Бум! — бьет из переулка пушка и в изнеможении откатывается.

— Перелет! — кричит с крыши наблюдатель.

Бум!

— Есть!

Бум!

— Есть!.. Крой беглым.

Слободской сапожник Ваня Грибов сидел на лафете подбитой пушки и гнул через коленку трепаную гармонь. При каждом выстреле он дергался и хохотал.

— Крой, Микишка, бога нет!

Под забором, раскинув руки, лицом вниз валялся парень в прожженной на спине бекеше. Санитары потянули было его за ноги, намереваясь взвалить на телегу с мертвецами.

— Чо? — зарычал он и приоткрыл серый глаз.

— Живой?

— Катитесь отседова. — Парень повернулся на бок и сразу захрапел.

— Ну, и дьявол, — дивились кругом. — Смерть над ним вьется, над ухом пушка гукает, а он дрыхнет, и горюшка мало.

Фрол, пригнувшись, перебежал открытое место и спрыгнул в окоп, полный людей. Кто постреливал, кто спал, обняв ружье. Двое старых солдат, пофыркивая, пили неведомо какими путями раздобытый чай.

— Кого же ты, Петька, испужался?

— Ой, дяденька, страшно было ночью, — закатил под лоб глаза набиравший пулеметную ленту Петька. — Кругом гудит, огонь блись-блись, земля под ногами трясется, из раскаленных пулеметов льет растопленный свинец, раненые стонут, а тут еще в темноте-то китайцы гогочут. Ой, страшно, я убежал. Дома выспался, а чуть зорька — опять сюда. Мать не пускала, да я через окошко выпрыгнул.

Где-то взвыли рожки горнистов…

Нарастающий с флангов приглушенный крик — ура-а-а-а! — хватил по всей линии.

В окопах все пришло в движение.

— Опять лезут, — сказал солдат, отодвигая жестяную кружку с недопитым чаем, и, схватив винтовку, встал.

Невдалеке по черной пашне огорода ползли офицеры.

— Дяденька, дай стрельнуть, — попросил Петька.

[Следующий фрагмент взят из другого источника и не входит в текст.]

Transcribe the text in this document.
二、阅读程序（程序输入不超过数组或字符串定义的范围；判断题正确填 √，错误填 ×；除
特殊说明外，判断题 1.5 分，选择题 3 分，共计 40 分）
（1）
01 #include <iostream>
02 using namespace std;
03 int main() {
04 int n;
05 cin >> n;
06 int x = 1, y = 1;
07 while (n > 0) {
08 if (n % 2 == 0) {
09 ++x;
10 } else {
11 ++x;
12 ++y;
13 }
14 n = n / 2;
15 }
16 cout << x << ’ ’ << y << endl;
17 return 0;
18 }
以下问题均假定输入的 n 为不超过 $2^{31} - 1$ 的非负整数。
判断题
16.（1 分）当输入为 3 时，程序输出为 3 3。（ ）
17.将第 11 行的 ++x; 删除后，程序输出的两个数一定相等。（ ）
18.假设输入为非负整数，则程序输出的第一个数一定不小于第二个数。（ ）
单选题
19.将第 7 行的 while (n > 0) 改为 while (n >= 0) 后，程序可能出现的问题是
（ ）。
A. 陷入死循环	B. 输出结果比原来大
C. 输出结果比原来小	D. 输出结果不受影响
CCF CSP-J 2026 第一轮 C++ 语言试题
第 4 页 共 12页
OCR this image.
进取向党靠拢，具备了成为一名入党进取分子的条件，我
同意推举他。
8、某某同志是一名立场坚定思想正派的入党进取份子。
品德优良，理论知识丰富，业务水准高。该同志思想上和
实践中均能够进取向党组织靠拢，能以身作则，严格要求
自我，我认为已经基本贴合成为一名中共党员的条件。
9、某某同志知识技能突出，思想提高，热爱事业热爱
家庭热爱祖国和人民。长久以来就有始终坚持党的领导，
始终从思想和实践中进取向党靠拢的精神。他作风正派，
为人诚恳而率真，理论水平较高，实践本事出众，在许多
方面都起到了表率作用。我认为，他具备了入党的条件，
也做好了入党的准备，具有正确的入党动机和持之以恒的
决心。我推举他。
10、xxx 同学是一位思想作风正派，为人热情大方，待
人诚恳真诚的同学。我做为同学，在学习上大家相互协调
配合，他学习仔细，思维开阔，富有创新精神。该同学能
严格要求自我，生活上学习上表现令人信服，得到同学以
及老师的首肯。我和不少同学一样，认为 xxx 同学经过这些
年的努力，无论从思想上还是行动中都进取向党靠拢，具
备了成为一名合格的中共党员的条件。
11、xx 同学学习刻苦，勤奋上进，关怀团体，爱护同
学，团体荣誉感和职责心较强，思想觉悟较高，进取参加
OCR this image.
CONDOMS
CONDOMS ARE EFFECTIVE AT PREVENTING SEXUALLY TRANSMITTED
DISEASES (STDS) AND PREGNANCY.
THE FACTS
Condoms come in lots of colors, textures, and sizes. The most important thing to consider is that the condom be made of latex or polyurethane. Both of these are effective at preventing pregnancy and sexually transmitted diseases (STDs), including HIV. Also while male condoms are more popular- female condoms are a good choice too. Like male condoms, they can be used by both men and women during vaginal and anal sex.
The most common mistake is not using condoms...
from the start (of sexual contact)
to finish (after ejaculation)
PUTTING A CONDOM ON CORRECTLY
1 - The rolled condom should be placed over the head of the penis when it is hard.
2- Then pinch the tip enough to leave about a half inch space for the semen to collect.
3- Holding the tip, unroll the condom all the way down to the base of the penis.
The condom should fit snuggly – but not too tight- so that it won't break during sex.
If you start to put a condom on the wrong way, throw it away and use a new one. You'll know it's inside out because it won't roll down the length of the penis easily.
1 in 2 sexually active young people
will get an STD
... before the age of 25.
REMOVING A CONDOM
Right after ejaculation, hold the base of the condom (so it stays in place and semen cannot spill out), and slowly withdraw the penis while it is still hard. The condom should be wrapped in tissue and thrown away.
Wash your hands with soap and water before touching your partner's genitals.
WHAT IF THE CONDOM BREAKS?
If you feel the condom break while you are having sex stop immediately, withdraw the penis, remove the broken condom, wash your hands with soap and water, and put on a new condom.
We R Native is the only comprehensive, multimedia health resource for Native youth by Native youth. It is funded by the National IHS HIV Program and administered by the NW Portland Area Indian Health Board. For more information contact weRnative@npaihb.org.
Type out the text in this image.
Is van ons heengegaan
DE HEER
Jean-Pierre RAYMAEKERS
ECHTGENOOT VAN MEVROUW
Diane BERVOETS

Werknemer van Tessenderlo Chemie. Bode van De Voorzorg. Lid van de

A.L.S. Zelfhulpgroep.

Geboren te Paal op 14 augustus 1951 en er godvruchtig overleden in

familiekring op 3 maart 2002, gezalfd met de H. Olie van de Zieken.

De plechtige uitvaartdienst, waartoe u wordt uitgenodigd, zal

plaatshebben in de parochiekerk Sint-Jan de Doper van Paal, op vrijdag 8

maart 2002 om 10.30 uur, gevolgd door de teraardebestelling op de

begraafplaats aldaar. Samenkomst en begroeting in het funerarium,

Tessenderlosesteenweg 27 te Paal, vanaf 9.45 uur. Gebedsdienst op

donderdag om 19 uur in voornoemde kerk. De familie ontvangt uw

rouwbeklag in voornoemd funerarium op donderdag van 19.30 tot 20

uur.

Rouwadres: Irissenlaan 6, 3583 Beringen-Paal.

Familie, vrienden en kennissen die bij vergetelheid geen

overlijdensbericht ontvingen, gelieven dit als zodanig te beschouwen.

— Я тебе стрельну, паршивец! — цыкнул на него старый солдат. — Сиди смирно и носу не высовывай.

Фрол не успел выпустить и одной ленты, как пулемет отказал. Не умея справиться с задержкой, он бросил его и перебежал к соседнему молчавшему пулемету, за которым дергался и пускал сквозь пушистые усы розовую пену мадьяр Франц.

Артиллерия, точно обезумев, открыла ураганный огонь. Воющий ливень стали остановил наступающих.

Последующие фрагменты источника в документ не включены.